Should We Ban the Sale of 'Murderabilia'?

Andy Kahan has a problem. In particular, he has a problem with people who cash in on a murderer’s infamy for profit. Frankly, I can’t say that I blame him: profiting from a horrible crime just feels disturbing to me and millions of other Americans.


Where Kahan lost me, however, is when he decided to try and push for federal regulations preventing anyone from profiting in such instances:

But if that got his blood boiling, he should see the duffle bag full of murderabilia at Andy Kahan’s house in suburban Houston. Kahan, employed as a victim advocate in the Houston Mayor’s Crime Victims Office, has collected the items for years as evidence of the industry he would like to shut down. He’s used the items in multiple presentations to lawmakers over the past dozen years in an attempt to get legislation that would stop the sale of the items.

Locks of Charles Manson’s hair, screenplays by the perpetrator of the Virginia Tech Massacre, jail correspondence from Richard Ramirez the Los Angeles serial killer known as the Night Stalker — his letterhead is a line of skulls and crossbones.

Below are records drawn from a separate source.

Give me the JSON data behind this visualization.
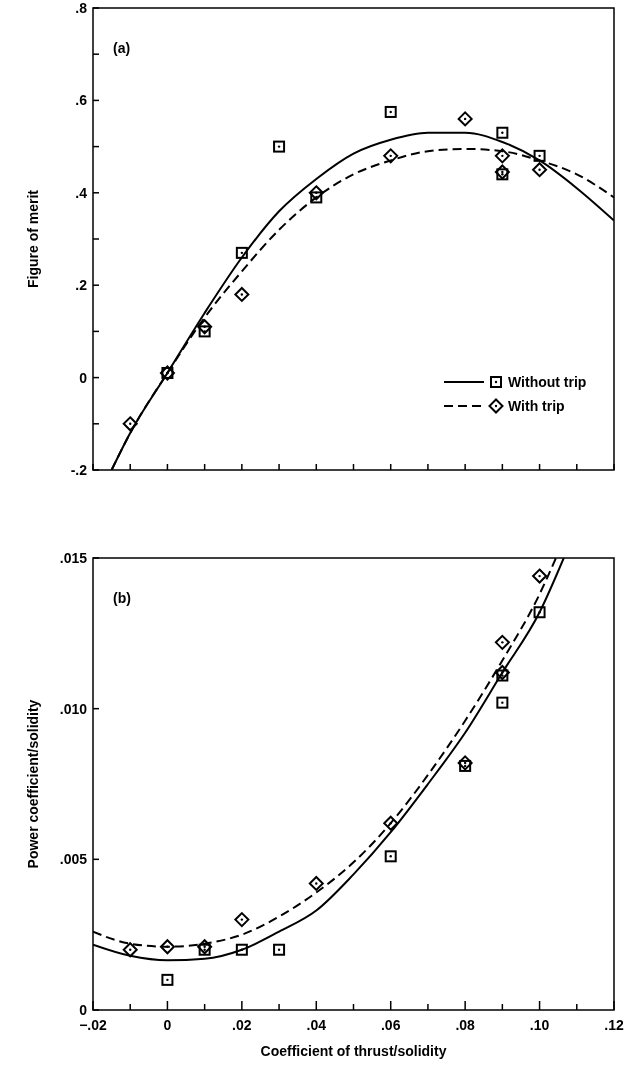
{
  "chart_data": [
    {
      "type": "scatter",
      "ylabel": "Figure of merit",
      "annotations": [
        "(a)"
      ],
      "xlim": [
        -0.02,
        0.12
      ],
      "ylim": [
        -0.2,
        0.8
      ],
      "xticks": [
        {
          "value": -0.02,
          "label": null
        },
        {
          "value": -0.01,
          "label": null
        },
        {
          "value": 0,
          "label": null
        },
        {
          "value": 0.01,
          "label": null
        },
        {
          "value": 0.02,
          "label": null
        },
        {
          "value": 0.03,
          "label": null
        },
        {
          "value": 0.04,
          "label": null
        },
        {
          "value": 0.05,
          "label": null
        },
        {
          "value": 0.06,
          "label": null
        },
        {
          "value": 0.07,
          "label": null
        },
        {
          "value": 0.08,
          "label": null
        },
        {
          "value": 0.09,
          "label": null
        },
        {
          "value": 0.1,
          "label": null
        },
        {
          "value": 0.11,
          "label": null
        },
        {
          "value": 0.12,
          "label": null
        }
      ],
      "yticks": [
        {
          "value": -0.2,
          "label": "-.2"
        },
        {
          "value": -0.1,
          "label": null
        },
        {
          "value": 0,
          "label": "0"
        },
        {
          "value": 0.1,
          "label": null
        },
        {
          "value": 0.2,
          "label": ".2"
        },
        {
          "value": 0.3,
          "label": null
        },
        {
          "value": 0.4,
          "label": ".4"
        },
        {
          "value": 0.5,
          "label": null
        },
        {
          "value": 0.6,
          "label": ".6"
        },
        {
          "value": 0.7,
          "label": null
        },
        {
          "value": 0.8,
          "label": ".8"
        }
      ],
      "tick_labels": "y",
      "legend": "bottom right",
      "series": [
        {
          "type": "line",
          "color": "#000000",
          "line_style": "solid",
          "x": [
            -0.015,
            -0.01,
            0,
            0.01,
            0.02,
            0.03,
            0.04,
            0.05,
            0.06,
            0.07,
            0.08,
            0.09,
            0.1,
            0.11,
            0.12
          ],
          "values": [
            -0.2,
            -0.12,
            0.01,
            0.14,
            0.26,
            0.36,
            0.43,
            0.485,
            0.515,
            0.53,
            0.53,
            0.51,
            0.47,
            0.41,
            0.34
          ]
        },
        {
          "name": "Without trip",
          "color": "#000000",
          "marker": "square",
          "x": [
            0,
            0.01,
            0.02,
            0.03,
            0.04,
            0.06,
            0.09,
            0.09,
            0.1
          ],
          "values": [
            0.01,
            0.1,
            0.27,
            0.5,
            0.39,
            0.575,
            0.53,
            0.44,
            0.48
          ]
        },
        {
          "type": "line",
          "color": "#000000",
          "line_style": "dashed",
          "x": [
            -0.015,
            -0.01,
            0,
            0.01,
            0.02,
            0.03,
            0.04,
            0.05,
            0.06,
            0.07,
            0.08,
            0.09,
            0.1,
            0.11,
            0.12
          ],
          "values": [
            -0.2,
            -0.12,
            0.01,
            0.13,
            0.23,
            0.32,
            0.39,
            0.44,
            0.47,
            0.49,
            0.495,
            0.49,
            0.47,
            0.44,
            0.39
          ]
        },
        {
          "name": "With trip",
          "color": "#000000",
          "marker": "diamond",
          "x": [
            -0.01,
            0,
            0.01,
            0.02,
            0.04,
            0.06,
            0.08,
            0.09,
            0.09,
            0.1
          ],
          "values": [
            -0.1,
            0.01,
            0.11,
            0.18,
            0.4,
            0.48,
            0.56,
            0.48,
            0.445,
            0.45
          ]
        }
      ]
    },
    {
      "type": "scatter",
      "xlabel": "Coefficient of thrust/solidity",
      "ylabel": "Power coefficient/solidity",
      "annotations": [
        "(b)"
      ],
      "xlim": [
        -0.02,
        0.12
      ],
      "ylim": [
        0,
        0.015
      ],
      "xticks": [
        {
          "value": -0.02,
          "label": "−.02"
        },
        {
          "value": -0.01,
          "label": null
        },
        {
          "value": 0,
          "label": "0"
        },
        {
          "value": 0.01,
          "label": null
        },
        {
          "value": 0.02,
          "label": ".02"
        },
        {
          "value": 0.03,
          "label": null
        },
        {
          "value": 0.04,
          "label": ".04"
        },
        {
          "value": 0.05,
          "label": null
        },
        {
          "value": 0.06,
          "label": ".06"
        },
        {
          "value": 0.07,
          "label": null
        },
        {
          "value": 0.08,
          "label": ".08"
        },
        {
          "value": 0.09,
          "label": null
        },
        {
          "value": 0.1,
          "label": ".10"
        },
        {
          "value": 0.11,
          "label": null
        },
        {
          "value": 0.12,
          "label": ".12"
        }
      ],
      "yticks": [
        {
          "value": 0,
          "label": "0"
        },
        {
          "value": 0.005,
          "label": ".005"
        },
        {
          "value": 0.01,
          "label": ".010"
        },
        {
          "value": 0.015,
          "label": ".015"
        }
      ],
      "series": [
        {
          "type": "line",
          "color": "#000000",
          "line_style": "solid",
          "x": [
            -0.02,
            -0.01,
            0,
            0.01,
            0.02,
            0.03,
            0.04,
            0.05,
            0.06,
            0.07,
            0.08,
            0.09,
            0.1,
            0.1065
          ],
          "values": [
            0.00217,
            0.0018,
            0.00165,
            0.0017,
            0.002,
            0.0026,
            0.0033,
            0.0045,
            0.0059,
            0.0075,
            0.0092,
            0.0112,
            0.0132,
            0.015
          ]
        },
        {
          "color": "#000000",
          "marker": "square",
          "x": [
            0,
            0.01,
            0.02,
            0.03,
            0.06,
            0.08,
            0.09,
            0.09,
            0.1
          ],
          "values": [
            0.001,
            0.002,
            0.002,
            0.002,
            0.0051,
            0.0081,
            0.0102,
            0.0111,
            0.0132
          ]
        },
        {
          "type": "line",
          "color": "#000000",
          "line_style": "dashed",
          "x": [
            -0.02,
            -0.01,
            0,
            0.01,
            0.02,
            0.03,
            0.04,
            0.05,
            0.06,
            0.07,
            0.08,
            0.09,
            0.1,
            0.1044
          ],
          "values": [
            0.0026,
            0.0022,
            0.0021,
            0.0022,
            0.0025,
            0.0031,
            0.0039,
            0.0049,
            0.0062,
            0.0078,
            0.0096,
            0.0116,
            0.0138,
            0.015
          ]
        },
        {
          "color": "#000000",
          "marker": "diamond",
          "x": [
            -0.01,
            0,
            0.01,
            0.02,
            0.04,
            0.06,
            0.08,
            0.09,
            0.09,
            0.1
          ],
          "values": [
            0.002,
            0.0021,
            0.0021,
            0.003,
            0.0042,
            0.0062,
            0.0082,
            0.0122,
            0.0112,
            0.0144
          ]
        }
      ]
    }
  ]
}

“And from a victim’s perspective there’s nothing more nauseating and disgusting when you find out the person who murdered one of your loved ones now has items being hawked by third parties for pure profit,” said Kahan. “It’s like being gutted all over again by our criminal justice system.”

So, later this year, with the help of Texas lawmakers, Kahan hopes to introduce federal legislation to make profiting from the sudden infamy of a murderer illegal. It’s called the Federal Anti-Murderabilia Crime Victim Dignity Act.

“You know from my perspective, no one should be able to rob, rape, and murder and then turn around and make a buck off of it. I am a firm believer in free enterprise and capitalism, but I think you have to draw the line somewhere, and from a victim’s perspective, this is where the buck has to stop,” Kahan said.


Don’t you just love it when someone says: “I am a firm believer in free enterprise and capitalism”? It often means that they’re about to tell you they’re not.

The issue isn’t murderers profiting from their crimes, a matter few would take issue with, but with anyone being restricted from selling something that people want to pay for that would otherwise be perfectly legal. When you decide to step in and prevent that transaction from taking place legally, you’re saying liberty be damned.

Additionally, it’s unlikely a law would actually end the practice; rather, it would just drive it underground and a black market would pop up. People are going to want what they want. After all, how well did Prohibition work? What about laws banning drugs and prostitution?

Yeah. Thought so.

Like I said before, I think “murderabilia” is disgusting. What on Earth would make someone want to pay good money for something just because it belonged to someone who took a human life? I honestly can’t see any reason why any sane person would want to do something like that.

Unfortunately, that’s the thing about freedom. It means that people are able to do stuff that you find disgusting. No one needs to protect the popular acts. Those aren’t in danger any time soon, and for a reason. It’s the disturbing and uncomfortable that needs protection from do-gooders who haven’t thought about how their desire to make the world a better place for themselves actually takes away liberty for everyone.


If I allow Kahan’s proposal to become law without a fight because I find the practice it seeks to limit “disgusting,” then how long before someone bans an activity I engage in that they find disgusting?

Like hunting?

Perhaps Kahan, if he really does believe in free enterprise, would do better to campaign against these kinds of things by making it unpalatable to purchase them, rather than preventing it by law. Then, it would really kill the trade in such things, and he’d have my full support.

As it stands now, however, I don’t think any supporter of liberty should side with him.